Anyone can win the AL Central this year.


I can agree to that, Its Jeremy I've never been sold on, Bonderman's never had an ERA below 4.29 before, I just think he's kind of overrated

EDIT: I feel the same for Jackson, he had an awesome 2003 with LA, but other than that its another ERA of 5.45+

Maybe I put to much emphasis on the ERA stat, I just think its the best way to measure a pitcher

FloridaTigers
03-28-2009, 04:39 AM
I can agree to that, Its Jeremy I've never been sold on, Bonderman's never had an ERA below 4.29 before, I just think he's kind of overrated

EDIT: I feel the same for Jackson, he had an awesome 2003 with LA, but other than that its another ERA of 5.45+

Maybe I put to much emphasis on the ERA stat, I just think its the best way to measure a pitcher

I could see why one would think Bonderman is overrated. His 2005 and 2006 seasons were great, but suffered injuries as of late. It seems like the national media makes him "breakout player to watch for" and it never happens, or so it seems to non-Tigers fans.

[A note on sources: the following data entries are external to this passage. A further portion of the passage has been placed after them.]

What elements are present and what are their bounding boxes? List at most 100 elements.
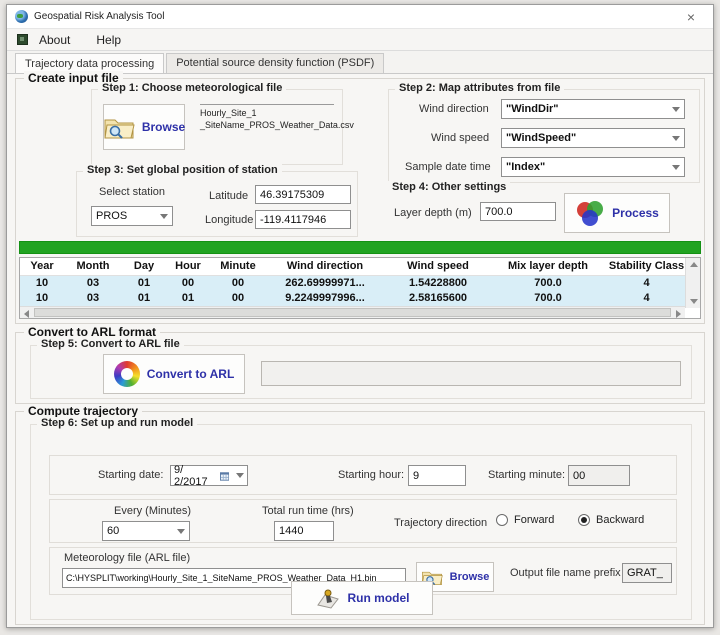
arl-progress-bar [261,361,681,386]
col-header[interactable]: Year [20,258,64,276]
run-model-icon [315,587,341,609]
tab-strip: Trajectory data processing Potential sou… [7,51,713,73]
wind-direction-label: Wind direction [419,103,489,115]
col-header[interactable]: Hour [166,258,210,276]
browse-met-file-button[interactable]: Browse [103,104,185,150]
longitude-field[interactable] [255,210,351,229]
step5-group: Step 5: Convert to ARL file Convert to A… [30,345,692,399]
total-run-time-label: Total run time (hrs) [262,505,354,517]
wind-speed-select[interactable]: "WindSpeed" [501,128,685,148]
wind-direction-select[interactable]: "WindDir" [501,99,685,119]
step4-group: Step 4: Other settings Layer depth (m) P… [388,189,700,237]
title-bar: Geospatial Risk Analysis Tool × [7,5,713,29]
chevron-down-icon [160,214,168,219]
col-header[interactable]: Mix layer depth [492,258,604,276]
col-header[interactable]: Month [64,258,122,276]
convert-to-arl-button[interactable]: Convert to ARL [103,354,245,394]
scrollbar-thumb[interactable] [34,308,671,317]
browse-arl-label: Browse [450,571,490,583]
app-window: Geospatial Risk Analysis Tool × About He… [6,4,714,628]
table-cell: 01 [122,276,166,291]
table-cell: 262.69999971... [266,276,384,291]
process-label: Process [612,206,659,220]
sample-date-time-value: "Index" [506,161,668,173]
col-header[interactable]: Minute [210,258,266,276]
met-file-name: Hourly_Site_1 _SiteName_PROS_Weather_Dat… [200,104,334,131]
latitude-field[interactable] [255,185,351,204]
color-wheel-icon [114,361,140,387]
create-input-file-group: Create input file Step 1: Choose meteoro… [15,78,705,324]
sample-date-time-select[interactable]: "Index" [501,157,685,177]
starting-minute-label: Starting minute: [488,469,565,481]
horizontal-scrollbar[interactable] [20,306,685,318]
latitude-label: Latitude [209,190,248,202]
starting-minute-field[interactable] [568,465,630,486]
rgb-circles-icon [575,200,605,227]
output-prefix-field[interactable] [622,563,672,583]
step2-title: Step 2: Map attributes from file [395,82,564,94]
step5-title: Step 5: Convert to ARL file [37,338,184,350]
forward-label: Forward [514,514,554,526]
met-file-name-line1: Hourly_Site_1 [200,107,334,119]
menu-help[interactable]: Help [90,31,127,49]
table-cell: 00 [210,291,266,306]
table-cell: 01 [166,291,210,306]
close-icon[interactable]: × [677,6,705,28]
scroll-down-icon[interactable] [690,299,698,304]
step6-group: Step 6: Set up and run model Starting da… [30,424,692,620]
app-icon [15,10,28,23]
table-header-row: Year Month Day Hour Minute Wind directio… [20,258,700,276]
col-header[interactable]: Stability Class [604,258,689,276]
starting-date-value: 9/ 2/2017 [174,464,217,488]
every-minutes-select[interactable]: 60 [102,521,190,541]
table-cell: 2.58165600 [384,291,492,306]
table-cell: 00 [166,276,210,291]
forward-radio[interactable]: Forward [496,514,554,526]
scroll-left-icon[interactable] [24,310,29,318]
tab-page: Create input file Step 1: Choose meteoro… [7,73,713,627]
output-prefix-label: Output file name prefix [510,567,621,579]
run-model-button[interactable]: Run model [291,581,433,615]
step4-title: Step 4: Other settings [388,181,510,193]
browse-met-file-label: Browse [142,120,185,134]
col-header[interactable]: Wind direction [266,258,384,276]
scroll-right-icon[interactable] [676,310,681,318]
run-settings-row: Every (Minutes) 60 Total run time (hrs) … [49,499,677,543]
compute-trajectory-group: Compute trajectory Step 6: Set up and ru… [15,411,705,625]
wind-direction-value: "WindDir" [506,103,668,115]
wind-speed-label: Wind speed [431,132,489,144]
starting-date-label: Starting date: [98,469,163,481]
vertical-scrollbar[interactable] [685,258,700,308]
process-progress-bar [19,241,701,254]
starting-hour-field[interactable] [408,465,466,486]
starting-hour-label: Starting hour: [338,469,404,481]
met-file-name-line2: _SiteName_PROS_Weather_Data.csv [200,119,334,131]
col-header[interactable]: Wind speed [384,258,492,276]
table-cell: 9.2249997996... [266,291,384,306]
chevron-down-icon [672,136,680,141]
process-button[interactable]: Process [564,193,670,233]
trajectory-direction-label: Trajectory direction [394,517,487,529]
col-header[interactable]: Day [122,258,166,276]
chevron-down-icon [236,473,244,478]
table-row[interactable]: 10 03 01 00 00 262.69999971... 1.5422880… [20,276,700,291]
tab-psdf[interactable]: Potential source density function (PSDF) [166,53,384,73]
folder-search-icon [103,114,135,140]
backward-radio[interactable]: Backward [578,514,644,526]
step1-title: Step 1: Choose meteorological file [98,82,286,94]
scroll-up-icon[interactable] [690,262,698,267]
table-cell: 03 [64,291,122,306]
step6-title: Step 6: Set up and run model [37,417,197,429]
convert-title: Convert to ARL format [24,325,160,339]
table-cell: 03 [64,276,122,291]
layer-depth-field[interactable] [480,202,556,221]
table-row[interactable]: 10 03 01 01 00 9.2249997996... 2.5816560… [20,291,700,306]
station-value: PROS [96,210,156,222]
total-run-time-field[interactable] [274,521,334,541]
menu-about[interactable]: About [33,31,76,49]
starting-date-picker[interactable]: 9/ 2/2017 [170,465,248,486]
met-arl-file-label: Meteorology file (ARL file) [64,552,190,564]
station-select[interactable]: PROS [91,206,173,226]
every-minutes-label: Every (Minutes) [114,505,191,517]
layer-depth-label: Layer depth (m) [394,207,472,219]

The real question is the #5 starter. Robertson is horrible. He didn't deserve the extension he got in the first place, and his performance since only proves it. Willis might never see a major league field again. Porcello has had a good spring, and is our most promising prospect, but you know about the concerns with him since you frequent MTS much. I'm all for Rick Porcello being our #5, but how many innings can someone with his experience pitch before needed to be shut down?

whitesox901
03-28-2009, 04:44 AM
I could see why one would think Bonderman is overrated. His 2005 and 2006 seasons were great, but suffered injuries as of late. It seems like the national media makes him "breakout player to watch for" and it never happens, or so it seems to non-Tigers fans.

The real question is the #5 starter. Robertson is horrible. He didn't deserve the extension he got in the first place, and his performance since only proves it. Willis might never see a major league field again. Porcello has had a good spring, and is our most promising prospect, but you know about the concerns with him since you frequent MTS much. I'm all for Rick Porcello being our #5, but how many innings can someone with his experience pitch before needed to be shut down?

Do you think Bonderman can break out this year if he over comes this injury? (I'm not sure on how the seriousness is though) Also, how well do you think the Tigers rotation will be this season in your own opinion?